Only Send What You Need: Learning to Communicate Efficiently in Federated Multilingual Machine Translation
Yun-Wei Chu, Dong-Jun Han, Christopher G. Brinton
TL;DR
The paper tackles the practical problem of high communication costs in federated multilingual NMT. It proposes MetaSend, a Model-Agnostic Meta-Learning (MAML) based system that produces a dynamic per-round transmission threshold $\theta^r$ to decide which NMT tensor updates to send, using per-tensor deviation $dev$ and two sending modes $MetaSend_g$ and $MetaSend_l$. The approach yields significant improvements in translation quality (as measured by SacreBLEU and COMET) and reductions in transmitted tensor volume under fixed budgets, across MTNT and UNMT datasets, including both IID and non-IID client distributions.
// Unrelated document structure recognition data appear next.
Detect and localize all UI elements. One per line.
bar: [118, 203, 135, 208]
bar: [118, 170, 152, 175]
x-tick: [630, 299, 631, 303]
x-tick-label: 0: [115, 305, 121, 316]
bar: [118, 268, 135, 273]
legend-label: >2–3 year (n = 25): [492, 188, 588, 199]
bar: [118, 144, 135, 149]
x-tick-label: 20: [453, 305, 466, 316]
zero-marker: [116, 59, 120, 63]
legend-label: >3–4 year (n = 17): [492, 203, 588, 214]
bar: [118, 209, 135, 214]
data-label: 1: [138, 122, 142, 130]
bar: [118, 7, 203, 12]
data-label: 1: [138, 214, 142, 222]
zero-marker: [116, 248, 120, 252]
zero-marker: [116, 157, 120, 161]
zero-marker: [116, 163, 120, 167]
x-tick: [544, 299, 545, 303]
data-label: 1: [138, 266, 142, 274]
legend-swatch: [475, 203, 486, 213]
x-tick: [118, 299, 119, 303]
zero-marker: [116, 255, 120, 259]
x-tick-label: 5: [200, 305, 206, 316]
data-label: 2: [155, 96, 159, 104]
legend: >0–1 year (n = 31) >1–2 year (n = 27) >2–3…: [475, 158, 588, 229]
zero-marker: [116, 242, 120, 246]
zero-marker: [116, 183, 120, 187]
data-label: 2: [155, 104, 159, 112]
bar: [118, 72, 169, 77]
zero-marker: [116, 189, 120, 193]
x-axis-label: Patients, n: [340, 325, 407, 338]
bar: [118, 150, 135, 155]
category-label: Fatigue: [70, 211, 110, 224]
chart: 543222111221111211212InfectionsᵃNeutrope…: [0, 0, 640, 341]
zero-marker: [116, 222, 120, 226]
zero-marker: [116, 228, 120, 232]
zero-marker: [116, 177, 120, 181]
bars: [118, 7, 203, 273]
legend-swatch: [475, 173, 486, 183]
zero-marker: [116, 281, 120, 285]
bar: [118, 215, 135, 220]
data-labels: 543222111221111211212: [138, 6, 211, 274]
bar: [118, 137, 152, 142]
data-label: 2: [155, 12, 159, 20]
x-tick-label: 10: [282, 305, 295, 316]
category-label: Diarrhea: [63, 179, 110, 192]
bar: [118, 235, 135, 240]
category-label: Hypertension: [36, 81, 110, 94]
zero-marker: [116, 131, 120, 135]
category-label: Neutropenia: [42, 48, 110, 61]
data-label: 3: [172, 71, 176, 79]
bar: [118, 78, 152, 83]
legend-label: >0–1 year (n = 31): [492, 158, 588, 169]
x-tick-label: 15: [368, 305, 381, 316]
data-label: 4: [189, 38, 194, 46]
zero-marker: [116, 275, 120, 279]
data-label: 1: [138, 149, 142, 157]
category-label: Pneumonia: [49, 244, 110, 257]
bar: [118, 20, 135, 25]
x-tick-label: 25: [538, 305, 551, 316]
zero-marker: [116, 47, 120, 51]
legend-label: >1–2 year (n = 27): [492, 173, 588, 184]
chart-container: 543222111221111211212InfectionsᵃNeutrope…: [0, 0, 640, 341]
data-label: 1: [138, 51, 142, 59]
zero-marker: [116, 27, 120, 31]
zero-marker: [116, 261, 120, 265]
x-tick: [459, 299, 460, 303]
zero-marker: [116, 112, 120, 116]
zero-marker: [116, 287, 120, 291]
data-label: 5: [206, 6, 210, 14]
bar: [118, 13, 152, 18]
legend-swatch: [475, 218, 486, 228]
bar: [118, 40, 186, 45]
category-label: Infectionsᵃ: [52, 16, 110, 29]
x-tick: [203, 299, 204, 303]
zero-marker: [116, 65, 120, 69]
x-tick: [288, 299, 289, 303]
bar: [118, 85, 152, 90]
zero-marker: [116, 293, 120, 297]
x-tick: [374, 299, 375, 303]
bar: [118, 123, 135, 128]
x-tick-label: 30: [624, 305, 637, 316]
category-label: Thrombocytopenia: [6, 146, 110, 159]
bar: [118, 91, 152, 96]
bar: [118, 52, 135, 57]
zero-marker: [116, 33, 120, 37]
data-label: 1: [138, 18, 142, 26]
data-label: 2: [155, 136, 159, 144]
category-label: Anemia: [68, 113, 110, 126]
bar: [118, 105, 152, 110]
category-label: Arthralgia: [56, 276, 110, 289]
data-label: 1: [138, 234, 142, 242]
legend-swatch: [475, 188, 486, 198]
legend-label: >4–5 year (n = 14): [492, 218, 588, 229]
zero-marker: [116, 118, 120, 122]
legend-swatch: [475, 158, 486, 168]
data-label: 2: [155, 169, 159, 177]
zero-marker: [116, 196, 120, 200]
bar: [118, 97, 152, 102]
The work demonstrates the practical potential of bandwidth-aware, privacy-preserving FL for multilingual NMT and establishes a foundation for further integration with pruning and other efficiency techniques.
Abstract
Federated learning (FL) is a promising distributed machine learning paradigm that enables multiple clients to collaboratively train a global model. In this paper, we focus on a practical federated multilingual learning setup where clients with their own language-specific data aim to collaboratively construct a high-quality neural machine translation (NMT) model. However, communication constraints in practical network systems present challenges for exchanging large-scale NMT engines between FL parties. We propose a meta-learning-based adaptive parameter selection methodology, MetaSend, that improves the communication efficiency of model transmissions from clients during FL-based multilingual NMT training. Our approach learns a dynamic threshold for filtering parameters prior to transmission without compromising the NMT model quality, based on the tensor deviations of clients between different FL rounds. Through experiments on two NMT datasets with different language distributions, we demonstrate that MetaSend obtains substantial improvements over baselines in translation quality in the presence of a limited communication budget.